[Xapian-devel] ICU

Mon Apr 10 04:44:21 BST 2006

I've just been looking at ICU with an eye to reworking the unicode
queryparser patch to use it.  A few things have jumped out so far which
make we wonder if it's the best option.  I don't really know what the
alternatives are though (currently QueryParser uses glib's unicode
routines).

The first is that there seems to be bad version skew.  Ubuntu breezy
(the latest release) has ICU 2.1 and 2.8 packaged, as does Debian sarge
(the latest stable release).  The latest ICU version is 3.4.1 (and
debian unstable only has this version).  I can't seem to find what's
changed between ICU versions (except for release notes for 3.2 and 3.4
versions), so I worry this is going to be a hassle.

The second is that all the multi-statement macro definitions in their
headers are just enclosed in a block "{...}" instead of using the
familiar "do {...} while (0)" trick to avoid suprise when used in
places where an extra ";" matters.

This doesn't seem to rate a mention in the user guide, but e.g.
/usr/include/unicode/utf8.h says:

 * <em>Usage:</em>
 * ICU coding guidelines for if() statements should be followed when using these macros.
 * Compound statements (curly braces {}) must be used  for if-else-while...
 * bodies and all macro statements should be terminated with semicolon.

I don't really like the attitude that *I* have to follow *their* coding
guidelines in my own code!  If I'm contributing code to their project
then I agree it's reasonable to expect adherence to their coding
standards, but not just to use their library.

By eschewing the standard idiom for wrapping multiline macro calls,
they're forcing the risk of silent miscompilation on their users.

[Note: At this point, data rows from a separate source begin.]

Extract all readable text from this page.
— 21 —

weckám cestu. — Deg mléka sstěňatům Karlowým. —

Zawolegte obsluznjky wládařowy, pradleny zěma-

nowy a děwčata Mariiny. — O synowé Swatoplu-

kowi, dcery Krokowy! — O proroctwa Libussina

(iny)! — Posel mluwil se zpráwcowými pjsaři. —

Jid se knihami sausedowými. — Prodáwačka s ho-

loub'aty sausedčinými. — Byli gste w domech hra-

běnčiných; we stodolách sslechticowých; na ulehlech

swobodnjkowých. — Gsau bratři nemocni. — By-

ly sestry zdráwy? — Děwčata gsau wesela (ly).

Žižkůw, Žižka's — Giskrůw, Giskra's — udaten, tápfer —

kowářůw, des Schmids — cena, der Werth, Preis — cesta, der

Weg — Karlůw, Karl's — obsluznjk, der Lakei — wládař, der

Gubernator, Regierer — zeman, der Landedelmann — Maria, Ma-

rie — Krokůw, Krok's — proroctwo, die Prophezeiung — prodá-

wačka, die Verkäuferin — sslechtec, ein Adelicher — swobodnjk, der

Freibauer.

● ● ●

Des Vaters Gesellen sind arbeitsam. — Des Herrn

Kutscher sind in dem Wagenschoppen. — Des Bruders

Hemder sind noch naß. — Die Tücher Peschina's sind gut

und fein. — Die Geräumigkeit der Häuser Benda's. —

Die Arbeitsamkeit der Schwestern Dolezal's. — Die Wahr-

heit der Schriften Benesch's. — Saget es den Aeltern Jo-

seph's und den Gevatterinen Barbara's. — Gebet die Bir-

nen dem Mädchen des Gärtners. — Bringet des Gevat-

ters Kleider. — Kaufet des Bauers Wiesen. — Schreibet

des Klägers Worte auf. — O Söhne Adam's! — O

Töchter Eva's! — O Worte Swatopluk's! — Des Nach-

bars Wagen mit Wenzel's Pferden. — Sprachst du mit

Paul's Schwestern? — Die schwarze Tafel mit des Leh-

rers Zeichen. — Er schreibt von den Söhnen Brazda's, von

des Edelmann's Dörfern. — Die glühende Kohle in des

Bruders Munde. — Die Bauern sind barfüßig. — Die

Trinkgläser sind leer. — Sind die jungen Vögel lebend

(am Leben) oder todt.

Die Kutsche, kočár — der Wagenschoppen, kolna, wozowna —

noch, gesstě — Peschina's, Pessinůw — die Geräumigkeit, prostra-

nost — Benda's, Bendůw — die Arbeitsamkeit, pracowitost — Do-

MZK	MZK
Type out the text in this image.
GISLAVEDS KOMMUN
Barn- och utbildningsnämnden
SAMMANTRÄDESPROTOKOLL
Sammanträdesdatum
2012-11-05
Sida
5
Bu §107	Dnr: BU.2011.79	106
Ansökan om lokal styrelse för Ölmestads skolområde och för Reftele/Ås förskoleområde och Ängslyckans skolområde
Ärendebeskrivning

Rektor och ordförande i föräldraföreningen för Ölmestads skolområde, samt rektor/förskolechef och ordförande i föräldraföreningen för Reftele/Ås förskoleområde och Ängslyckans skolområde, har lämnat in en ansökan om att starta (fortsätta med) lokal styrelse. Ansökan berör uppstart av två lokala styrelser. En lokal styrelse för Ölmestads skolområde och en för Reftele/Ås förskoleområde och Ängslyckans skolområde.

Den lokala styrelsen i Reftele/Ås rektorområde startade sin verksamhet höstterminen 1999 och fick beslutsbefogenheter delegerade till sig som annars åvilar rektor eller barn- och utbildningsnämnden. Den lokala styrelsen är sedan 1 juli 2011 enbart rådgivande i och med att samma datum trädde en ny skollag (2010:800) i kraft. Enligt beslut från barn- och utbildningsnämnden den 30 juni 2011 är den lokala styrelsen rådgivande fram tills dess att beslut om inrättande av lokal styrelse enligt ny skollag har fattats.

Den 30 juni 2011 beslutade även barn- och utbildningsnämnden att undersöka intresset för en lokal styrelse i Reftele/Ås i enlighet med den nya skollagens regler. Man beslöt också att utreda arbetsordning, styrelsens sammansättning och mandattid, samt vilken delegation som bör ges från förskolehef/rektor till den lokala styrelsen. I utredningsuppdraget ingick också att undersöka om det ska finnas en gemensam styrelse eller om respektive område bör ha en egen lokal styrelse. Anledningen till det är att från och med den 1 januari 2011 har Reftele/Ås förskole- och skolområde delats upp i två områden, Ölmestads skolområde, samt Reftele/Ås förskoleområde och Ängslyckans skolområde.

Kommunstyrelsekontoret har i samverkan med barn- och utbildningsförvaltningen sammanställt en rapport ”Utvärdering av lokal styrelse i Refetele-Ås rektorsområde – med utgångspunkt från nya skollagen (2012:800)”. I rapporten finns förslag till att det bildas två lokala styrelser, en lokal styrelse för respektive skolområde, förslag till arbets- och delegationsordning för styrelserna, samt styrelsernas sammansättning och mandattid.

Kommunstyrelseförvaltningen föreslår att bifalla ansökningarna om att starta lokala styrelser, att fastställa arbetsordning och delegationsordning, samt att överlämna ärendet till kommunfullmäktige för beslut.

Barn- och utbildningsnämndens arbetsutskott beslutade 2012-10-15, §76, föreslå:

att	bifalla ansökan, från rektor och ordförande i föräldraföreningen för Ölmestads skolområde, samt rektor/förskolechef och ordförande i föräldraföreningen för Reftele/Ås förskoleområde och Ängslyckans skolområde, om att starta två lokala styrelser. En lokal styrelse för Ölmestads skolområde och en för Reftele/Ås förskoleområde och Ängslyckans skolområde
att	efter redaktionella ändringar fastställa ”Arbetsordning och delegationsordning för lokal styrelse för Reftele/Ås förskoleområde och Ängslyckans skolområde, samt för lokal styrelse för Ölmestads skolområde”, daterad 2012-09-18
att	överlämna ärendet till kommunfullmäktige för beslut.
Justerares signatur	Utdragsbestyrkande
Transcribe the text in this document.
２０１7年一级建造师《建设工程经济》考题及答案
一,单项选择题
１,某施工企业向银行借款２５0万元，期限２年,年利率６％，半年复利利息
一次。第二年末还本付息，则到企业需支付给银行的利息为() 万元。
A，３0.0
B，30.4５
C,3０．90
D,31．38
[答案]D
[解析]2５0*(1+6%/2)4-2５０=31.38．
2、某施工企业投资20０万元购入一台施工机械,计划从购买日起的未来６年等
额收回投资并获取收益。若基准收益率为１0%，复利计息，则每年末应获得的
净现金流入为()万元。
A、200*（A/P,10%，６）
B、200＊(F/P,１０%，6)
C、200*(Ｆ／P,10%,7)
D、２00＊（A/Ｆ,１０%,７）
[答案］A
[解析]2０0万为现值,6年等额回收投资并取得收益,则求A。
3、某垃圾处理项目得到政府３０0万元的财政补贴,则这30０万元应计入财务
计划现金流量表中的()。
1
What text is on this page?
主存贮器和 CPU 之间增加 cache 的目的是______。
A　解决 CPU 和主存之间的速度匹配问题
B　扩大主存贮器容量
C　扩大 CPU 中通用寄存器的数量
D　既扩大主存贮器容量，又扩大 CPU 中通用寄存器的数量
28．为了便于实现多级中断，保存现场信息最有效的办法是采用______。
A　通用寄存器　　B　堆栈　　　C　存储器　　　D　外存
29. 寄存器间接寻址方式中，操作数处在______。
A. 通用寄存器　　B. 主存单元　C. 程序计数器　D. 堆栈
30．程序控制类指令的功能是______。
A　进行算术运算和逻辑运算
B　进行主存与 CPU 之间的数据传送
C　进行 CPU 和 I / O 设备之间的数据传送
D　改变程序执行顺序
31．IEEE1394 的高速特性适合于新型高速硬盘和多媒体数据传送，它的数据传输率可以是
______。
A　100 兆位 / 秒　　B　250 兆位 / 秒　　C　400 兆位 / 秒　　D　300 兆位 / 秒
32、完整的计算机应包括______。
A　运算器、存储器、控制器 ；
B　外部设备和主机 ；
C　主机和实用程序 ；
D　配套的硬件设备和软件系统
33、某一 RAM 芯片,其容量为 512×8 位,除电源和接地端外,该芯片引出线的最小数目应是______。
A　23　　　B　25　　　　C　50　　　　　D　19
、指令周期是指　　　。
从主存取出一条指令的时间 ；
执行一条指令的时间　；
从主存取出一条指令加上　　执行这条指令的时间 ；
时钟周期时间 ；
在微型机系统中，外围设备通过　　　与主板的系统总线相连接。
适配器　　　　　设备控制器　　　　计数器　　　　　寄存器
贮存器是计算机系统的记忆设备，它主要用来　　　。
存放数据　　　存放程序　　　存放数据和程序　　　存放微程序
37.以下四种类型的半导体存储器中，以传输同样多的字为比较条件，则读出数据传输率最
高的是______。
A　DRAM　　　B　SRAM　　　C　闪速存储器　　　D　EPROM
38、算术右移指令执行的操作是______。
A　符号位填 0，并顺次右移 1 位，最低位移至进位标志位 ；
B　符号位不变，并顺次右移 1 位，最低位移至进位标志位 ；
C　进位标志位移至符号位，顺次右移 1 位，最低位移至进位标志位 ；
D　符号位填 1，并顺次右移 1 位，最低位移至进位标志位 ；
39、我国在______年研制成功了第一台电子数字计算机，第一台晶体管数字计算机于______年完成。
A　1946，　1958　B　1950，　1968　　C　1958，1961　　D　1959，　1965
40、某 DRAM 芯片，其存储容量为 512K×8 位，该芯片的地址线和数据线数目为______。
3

Finally, they use UTF-16 as their internal representation whereas we
want to use UTF-8.  For the queryparser, this isn't an issue as
there are macros for decoding UTF-8 characters and for saying if a
unicode code point is upper case, etc.  But in omindex we want to
be able to convert between encodings, and it looks like we have to
go via UTF-16.  I suspect we'd end up writing our own ISO-8859-1
to UTF-8 convertor (that's probably the most common conversion we'd
need).

Cheers,
    Olly